In the Episcopal Church today, the 5th of September is marked as a feast day for Bishop Gregorio Aglipay.
I’ve always loved that they have a feast day for a Filipino revolutionary, dissident Roman Catholic priest, Independent Catholic bishop, and Unitarian. As those who know me might suspect, he’s just a favorite spiritual figure for me.
Aglipay was born in 1860. He was orphaned early. When he was fourteen and working in the tobacco fields he was arrested for not meeting his daily quota. Stung by the injustice he managed to educated himself, first read law. With this foundation he entered University. After graduating he entered seminary and in 1890 he ordained as a Catholic priest.
He was also a fervent Filipino patriot, one of the leaders of the revolution. During this time of armed struggle he was excommunicated.
When the war ended he was elected the first bishop of a new independent Catholic Church.
All the original clergy of the new church had been Roman Catholic priests. Following his election as their supreme bishop in 1903, the clergy laid hands on Aglipay and invoked the holy spirit to make him their bishop. Not acceptable by traditional Catholic theology concerned with the “historic Episcopate,” and its tactile succession, this didn’t matter to the living church who saw the devotion of this man and the movement he inspired, and which touched the hearts of so many Filipinos and inspired a spiritual revolution as well as a political one…
The church Aglipay led, while remaining Catholic in form, was deeply influenced by Aglipay’s progressivism, his revolutionary politics, and, while never officially, his unitarian theology. And it remained so for several decades following his death.
His personal spiritual path led him to reject the divinity of Jesus and with that the doctrine of the trinity. During his life there were cordial relations with the American Unitarian Association, and in 1931 the Unitarian seminary Meadville Lombard awarded him an honorary doctorate.

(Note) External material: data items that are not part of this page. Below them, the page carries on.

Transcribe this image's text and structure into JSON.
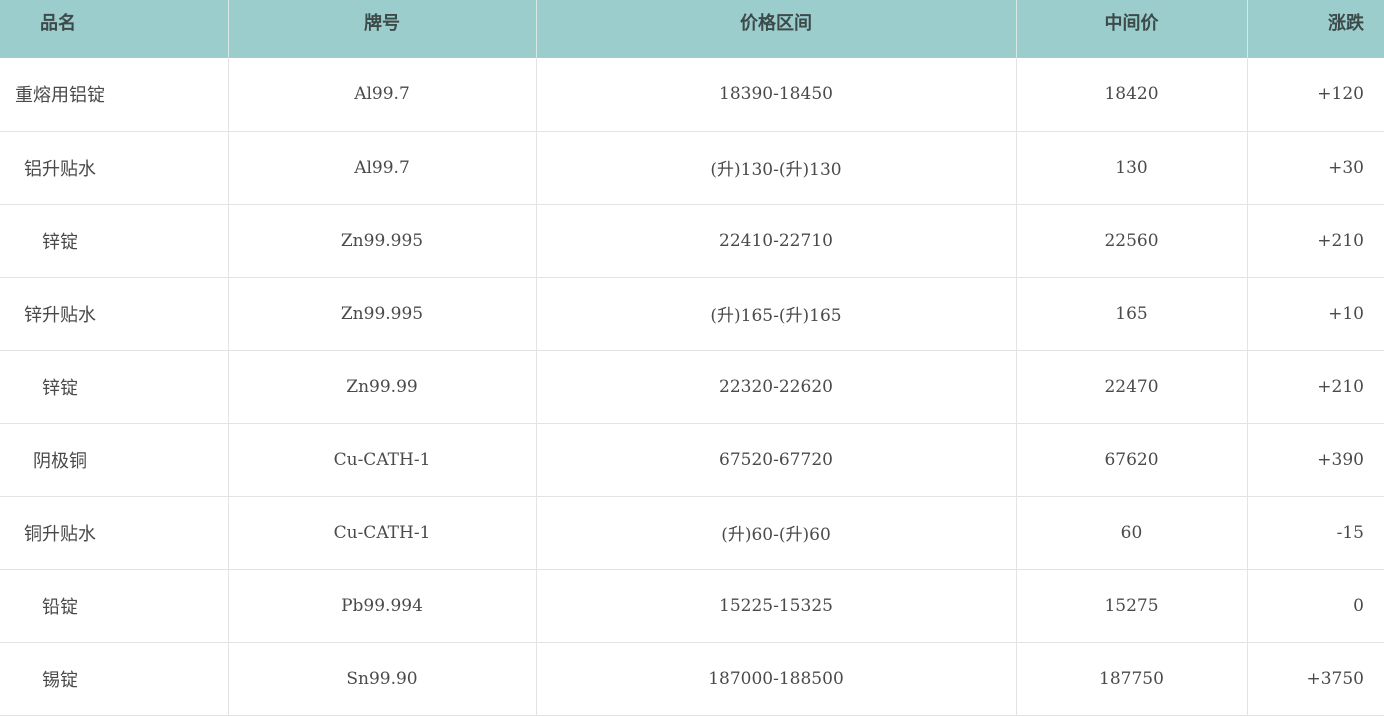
{
  "table": {
    "headers": [
      "品名",
      "牌号",
      "价格区间",
      "中间价",
      "涨跌"
    ],
    "rows": [
      [
        "重熔用铝锭",
        "Al99.7",
        "18390-18450",
        "18420",
        "+120"
      ],
      [
        "铝升贴水",
        "Al99.7",
        "(升)130-(升)130",
        "130",
        "+30"
      ],
      [
        "锌锭",
        "Zn99.995",
        "22410-22710",
        "22560",
        "+210"
      ],
      [
        "锌升贴水",
        "Zn99.995",
        "(升)165-(升)165",
        "165",
        "+10"
      ],
      [
        "锌锭",
        "Zn99.99",
        "22320-22620",
        "22470",
        "+210"
      ],
      [
        "阴极铜",
        "Cu-CATH-1",
        "67520-67720",
        "67620",
        "+390"
      ],
      [
        "铜升贴水",
        "Cu-CATH-1",
        "(升)60-(升)60",
        "60",
        "-15"
      ],
      [
        "铅锭",
        "Pb99.994",
        "15225-15325",
        "15275",
        "0"
      ],
      [
        "锡锭",
        "Sn99.90",
        "187000-188500",
        "187750",
        "+3750"
      ]
    ]
  },
  "colors": {
    "header_bg": "#9bcdcc",
    "header_text": "#3d4a4a",
    "cell_text": "#4a4a4a",
    "grid": "#e3e3e3"
  }
}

According to one online source his developed theology asserted “God is a universal and intelligent force, the principle of all life and movement. Satisfaction of human needs is achieved through work rather than prayer. All reward and punishment for virtuous or evil behavior occur in this life. The origin of the universe is explained as development and not creation because matter has no beginning.”
There were tensions within the church from the beginning between Aglipay’s liberals and more traditional members. Eventually there would be a schism and after the bishop’s death in 1940 the courts awarded the name and assets to the trinitarian faction. In 1961 the Philippine Independent Church joined world wide Anglicanism when its bishops were all re-consecrated within the Anglican version of apostolic succession.
Today the Philippine Independent Church counting about two million members is the second largest denomination in the Philippines. The unitarian identified within the denomination broke into several factions, and today I cannot find any online reference to an existing body. (If you’re aware of any institutional successors, I’d be grateful if you let me know.)
Anyway, as I said at the beginning I delight in the fact the American jurisdiction of the Anglican communion has chosen to name a Unitarian revolutionary to their calendar of saints.